Wood Waste Survey for All Ontario Woodworkers
At the Wood Manufacturing Cluster of Ontario (WMCO) Networking Event on January 25 in Kitchener, Ontario, the not-for-profit wood manufacturing cluster organization announced its upcoming events. They led by disclosing that the WMCO and Ministry of Natural Resources and Forestry (MNRF) Wood Waste survey was to be sent to members in early February. It’s integral to the woodworking community and will bring value to all woodworking citizens in Ontario. Filling out the short survey will support all of our sectors and we urge all members to complete it. The desired objective is to identify the type of waste, volumes, and locations of these wood waste sources in Ontario.
Mike Baker, chief executive officer of WMCO, explained “our cluster model is based on all segments of wood manufacturing including cabinetry, commercial millwork, furniture, and component manufacturing. We wanted to identify the different kinds of wood waste that exist from all of the manufacturing operations in Ontario. Our cluster represents the largest concentration of wood manufacturing in Canada and there’s about $6.6 million worth of manufacturing in Ontario alone and that will generate a large percentage of different kinds of waste. Our mission is to create a source of revenue for our manufacturers for the wood waste that they’re producing.”

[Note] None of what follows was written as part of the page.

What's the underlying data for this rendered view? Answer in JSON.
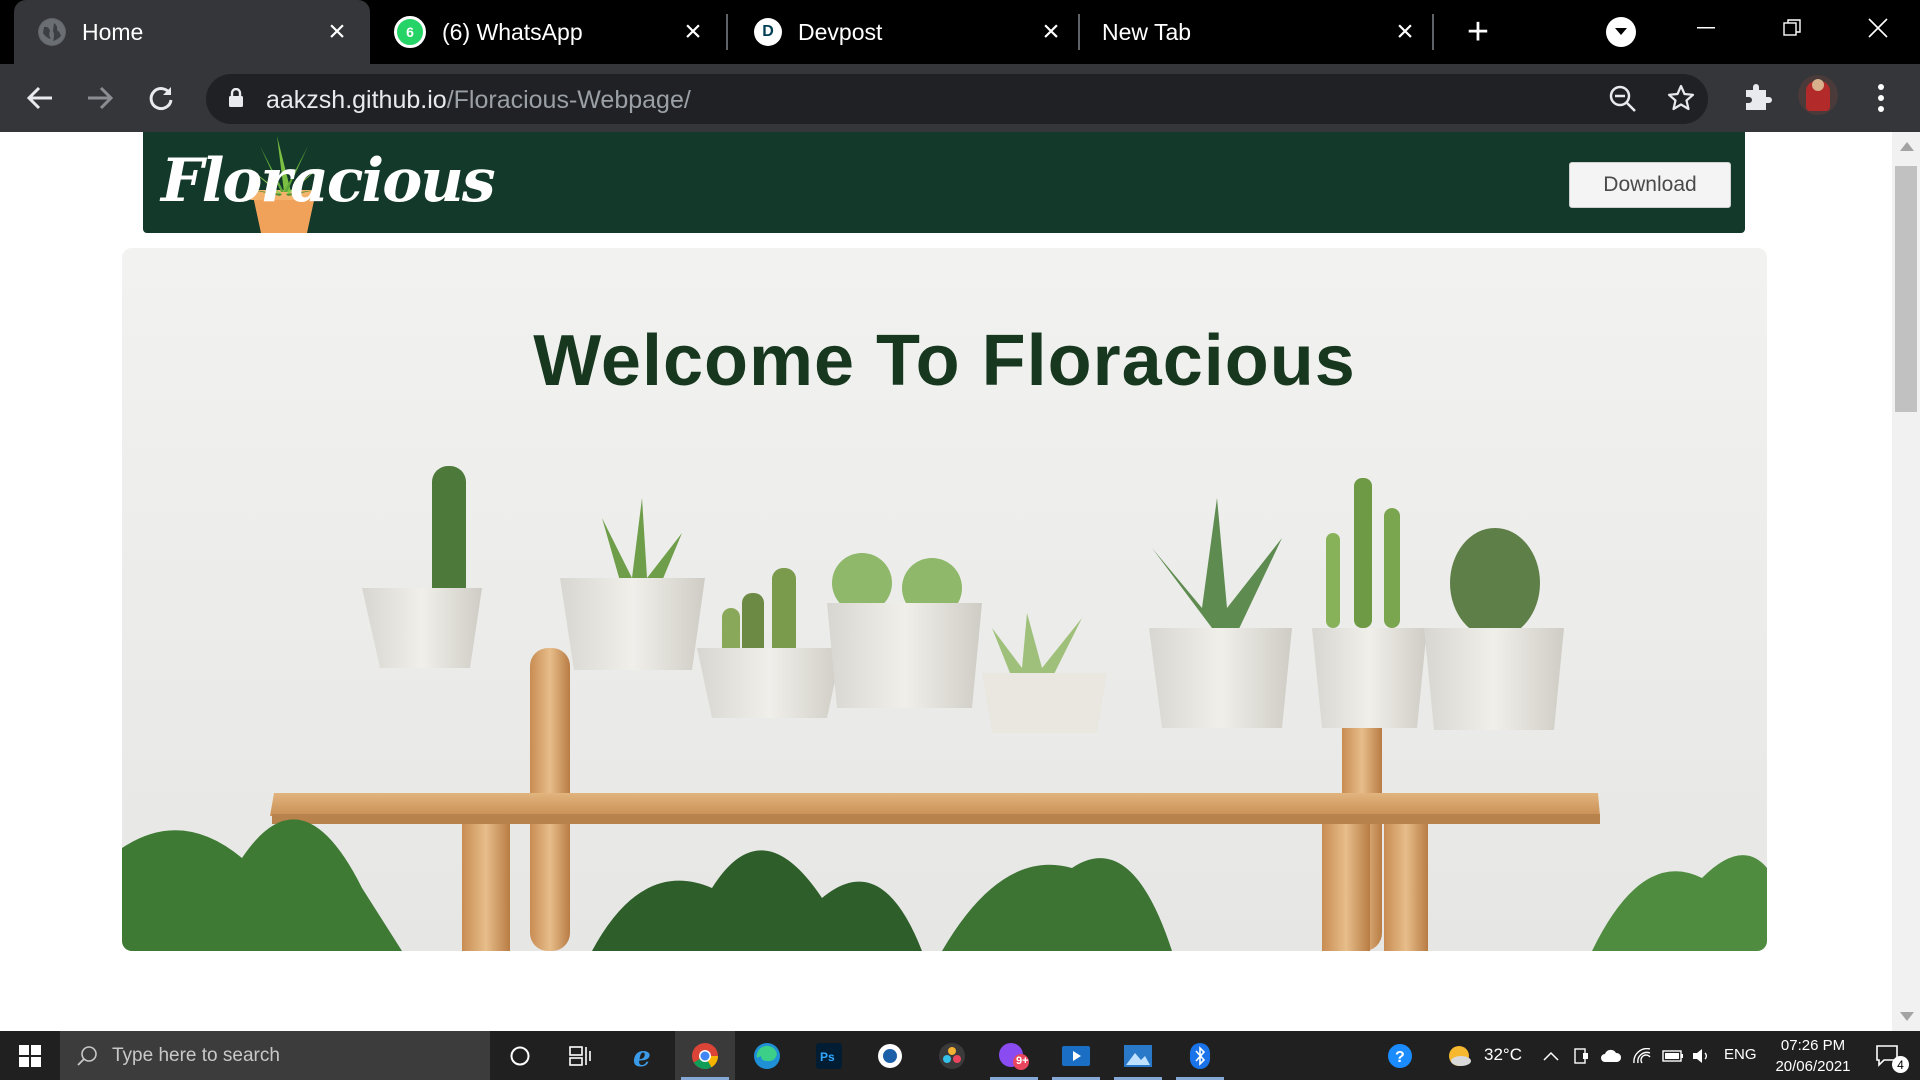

WMCO and MNRF Survey On Wood Waste May Not Be the Last
The industry cluster involves the wood industry, in a defined region focused solely on manufacturing. The WMCO embraces the supply chain and has worked with the MNRF on several initiatives in the past in an effort to help the industry thrive. The survey is a prime example of their collaborative effort to support the sector.
“The survey will help identify what type of wood waste is being produced, where it’s being produced, and what the volumes are and we’ll be able to make a geo map of where all of the different waste locations are situated in Ontario. Once we get a picture of that, then we will be working with startups that want to purchase various types of wood waste,” illustrates Baker. “From the survey, we’d like to see our members who put their waste out in their dumpsters or yards have it get picked up and that they get paid for it.”
That is just one ideal that WMCO and MNRF have for the survey. Baker states “the other win would be that the waste is diverted from landfill and can extend our productivity here in Ontario.” The survey is still ongoing until the end of February and encourages any Ontario citizen that produces any type of wood product to complete it. The WMCO has been developing the survey with the MNRF over the past six months and expects to have complete results and analysis in four months’ time. However, it’s likely not to end there. “What will probably happen is that we’ll take a look at our first round of data and conduct the survey a second time just to ensure that we get as much data as possible,” concludes Baker.